Here’s a snippet of an article I read from her the other day that give a little insight into Gillian’s thoughts on Blanche:
“She gives as good as she gets from Stanley,” Anderson says, adding that “she is the architect of her own destruction.”
Whether or not Blanche is neurotic, psychotic or schizophrenic is something actresses and their directors have debated for years, but Anderson sees her with a refreshing clarity.
“She’s an alcoholic. That’s it. Full stop. Game over. Of course she comes to the table with a great deal of psychological frailty, but her excessive drinking only exacerbates her condition.”
At the end of her rope, mentally as well as financially, Anderson’s Blanche shows up at her sister Stella’s tenement home in New Orleans and instantly sets her cap for Stella’s brutish but magnetic husband, Stanley.

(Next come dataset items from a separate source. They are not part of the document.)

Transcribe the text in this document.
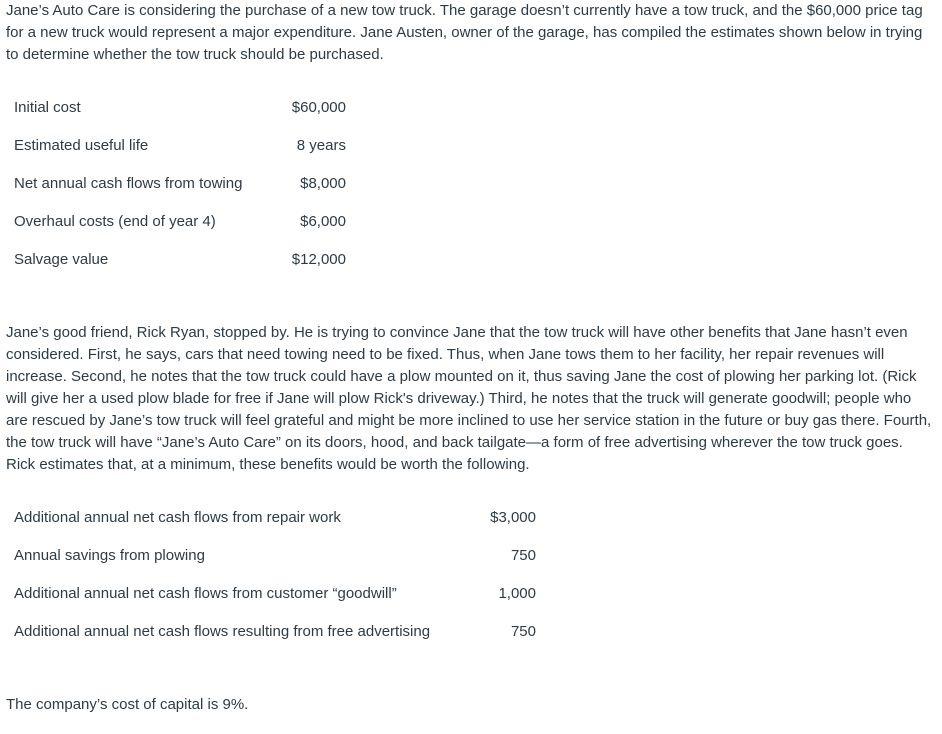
Jane’s Auto Care is considering the purchase of a new tow truck. The garage doesn’t currently have a tow truck, and the $60,000 price tag for a new truck would represent a major expenditure. Jane Austen, owner of the garage, has compiled the estimates shown below in trying to determine whether the tow truck should be purchased.

Initial cost	$60,000
Estimated useful life	8 years
Net annual cash flows from towing	$8,000
Overhaul costs (end of year 4)	$6,000
Salvage value	$12,000

Jane’s good friend, Rick Ryan, stopped by. He is trying to convince Jane that the tow truck will have other benefits that Jane hasn’t even considered. First, he says, cars that need towing need to be fixed. Thus, when Jane tows them to her facility, her repair revenues will increase. Second, he notes that the tow truck could have a plow mounted on it, thus saving Jane the cost of plowing her parking lot. (Rick will give her a used plow blade for free if Jane will plow Rick's driveway.) Third, he notes that the truck will generate goodwill; people who are rescued by Jane’s tow truck will feel grateful and might be more inclined to use her service station in the future or buy gas there. Fourth, the tow truck will have “Jane’s Auto Care” on its doors, hood, and back tailgate—a form of free advertising wherever the tow truck goes. Rick estimates that, at a minimum, these benefits would be worth the following.

Additional annual net cash flows from repair work	$3,000
Annual savings from plowing	750
Additional annual net cash flows from customer “goodwill”	1,000
Additional annual net cash flows resulting from free advertising	750

The company’s cost of capital is 9%.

“From the moment she lays eyes on him, she knows he is her destruction,” Anderson says.
In actor Ben Foster’s Stanley (he’s best known for his work as Russell Corwin in Six Feet Under), Anderson’s Blanche “finds the man willing to destroy her.”
Anderson has complex and fascinating theories about Blanche, which she justifies from a careful reading of Williams’ script.
“Her sister Stella talks about her as a child and says she was always in a world of her own, always fantasizing about one thing or another. And the tragedy of Blanche is that she never got past that. The husband she convinced herself wasn’t really gay, the degrading encounters she tried to pretend were more than one-night stands, the march of time she thinks she halts by putting on sunglasses and dressing in high fashion … all of these things are signs of her mental weakness.
“And if there is a weakness in the mind to begin with, then alcoholism will grab hold of that weakness and walk hand in hand with it until you’re heading surely down the road to destruction. The tragedy of Blanche is that as the play progresses, she seems to be getting stronger, but she’s only getting more self-centred and there’s nothing inside for her to hold onto.”
She pauses, remembering the desolate place she comes to at the end of each performance.
“There’s only so long you can hold up.”